The study by Dube, Lester and Reich shows that blunt methodologies may not be appropriate for understanding the way labor markets function -- especially for low-wage workers who are likely underrepresented in government data sets, have higher turnover, and more likely to work in contingent part-time jobs.
Similarly, research by economists Mark Brenner, Robert Pollin and Jeannette Wicks-Lim challenged some of Neumark's living wage research, arguing the need to take a careful look at the dynamics of living wage ordinances if we want to understand their impact. For example, Neumark uses a national government dataset to measure the impact of local living wage laws. Since living wage ordinances do not affect a large proportion of workers in a city, this particular dataset of 60,000 households may not include any living wage workers -- in fact, the odds of the sample including a large enough number of workers covered by the ordinance are about one in 244 million.

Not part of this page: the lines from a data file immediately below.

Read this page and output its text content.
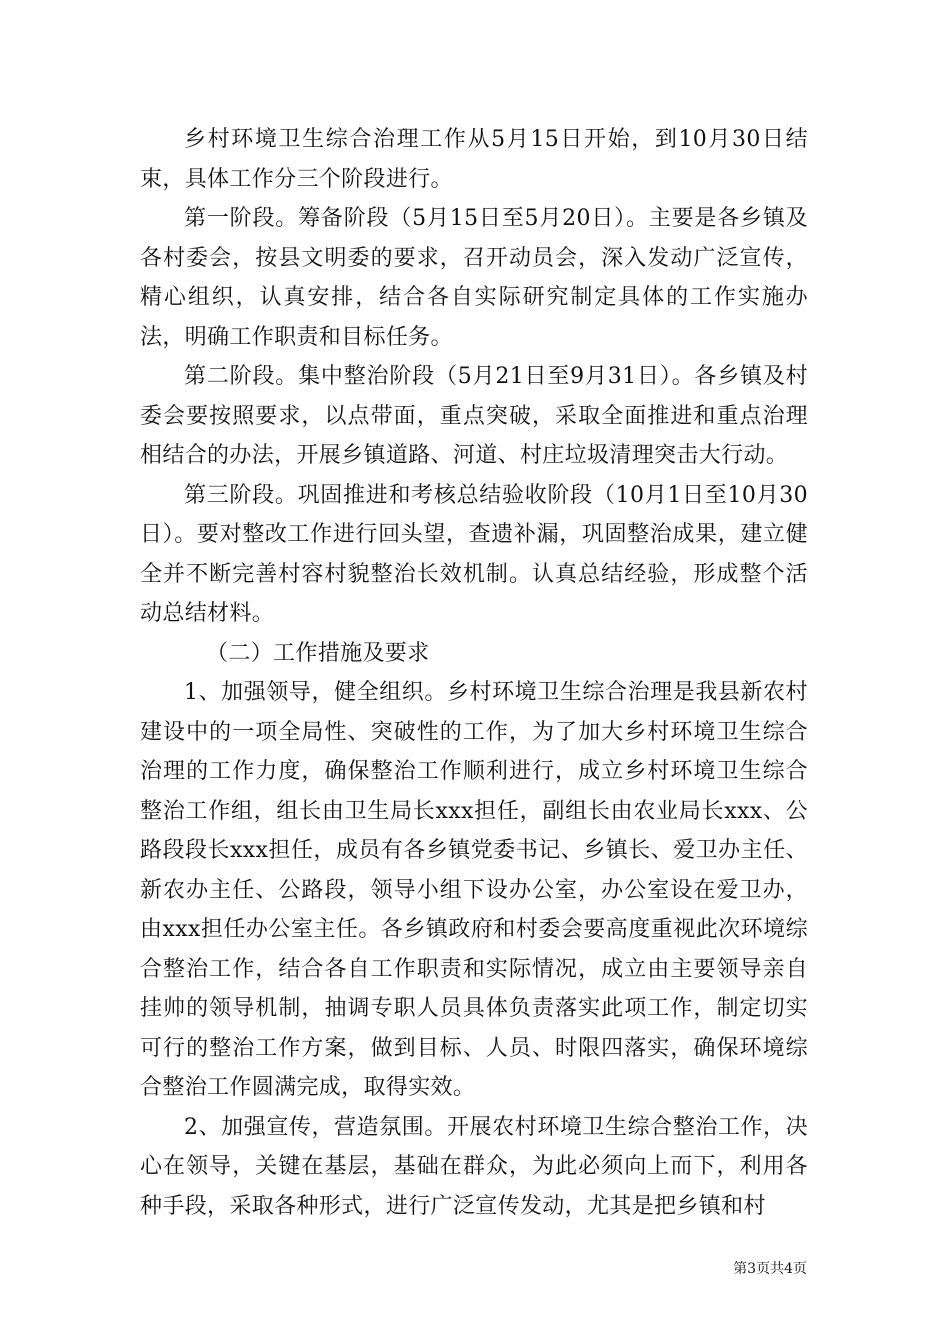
乡村环境卫生综合治理工作从5月15日开始，到10月30日结束，具体工作分三个阶段进行。

第一阶段。筹备阶段（5月15日至5月20日）。主要是各乡镇及各村委会，按县文明委的要求，召开动员会，深入发动广泛宣传，精心组织，认真安排，结合各自实际研究制定具体的工作实施办法，明确工作职责和目标任务。

第二阶段。集中整治阶段（5月21日至9月31日）。各乡镇及村委会要按照要求，以点带面，重点突破，采取全面推进和重点治理相结合的办法，开展乡镇道路、河道、村庄垃圾清理突击大行动。

第三阶段。巩固推进和考核总结验收阶段（10月1日至10月30日）。要对整改工作进行回头望，查遗补漏，巩固整治成果，建立健全并不断完善村容村貌整治长效机制。认真总结经验，形成整个活动总结材料。

（二）工作措施及要求

1、加强领导，健全组织。乡村环境卫生综合治理是我县新农村建设中的一项全局性、突破性的工作，为了加大乡村环境卫生综合治理的工作力度，确保整治工作顺利进行，成立乡村环境卫生综合整治工作组，组长由卫生局长xxx担任，副组长由农业局长xxx、公路段段长xxx担任，成员有各乡镇党委书记、乡镇长、爱卫办主任、新农办主任、公路段，领导小组下设办公室，办公室设在爱卫办，由xxx担任办公室主任。各乡镇政府和村委会要高度重视此次环境综合整治工作，结合各自工作职责和实际情况，成立由主要领导亲自挂帅的领导机制，抽调专职人员具体负责落实此项工作，制定切实可行的整治工作方案，做到目标、人员、时限四落实，确保环境综合整治工作圆满完成，取得实效。

2、加强宣传，营造氛围。开展农村环境卫生综合整治工作，决心在领导，关键在基层，基础在群众，为此必须向上而下，利用各种手段，采取各种形式，进行广泛宣传发动，尤其是把乡镇和村

第3页共4页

Living wage ordinances are targeted at specific low-wage workers. If we really want to understand their impact we need to use more responsive methodologies.
Interestingly, many economists are coming to share this perspective. A few decades ago a majority of them would argue that wage laws could have strong negative outcomes. Today, the field is increasingly convinced that those initial claims were inflated -- and benefits from a wage increase would likely outweigh any costs. Even those economists who focus on the negative impacts admit that they would be small, and likely contained to certain subsectors, like teenagers. Though even here, the empirical studies seem to find no negative impacts on teens.
While the discipline of economics is shifting its estimation on wage laws, journalists and pundits are slow to catch on. Perhaps some are still citing their Intro Econ textbooks from 20 years ago. Recently a New York Post column by Gregory Bresiger proclaimed that that a proposed New York living wage ordinance "could kill city economy, employment," despite the fact that not even the economists who oppose minimum wages would make this argument.
With the City of New York set to debate a living wage ordinance it looks like we are in for a long season of "Crying Wolf."
Stephanie Luce is an Associate Professor at the Murphy Institute, City University of New York. She is the author or co-author of three books and dozens of articles on living wage ordinances.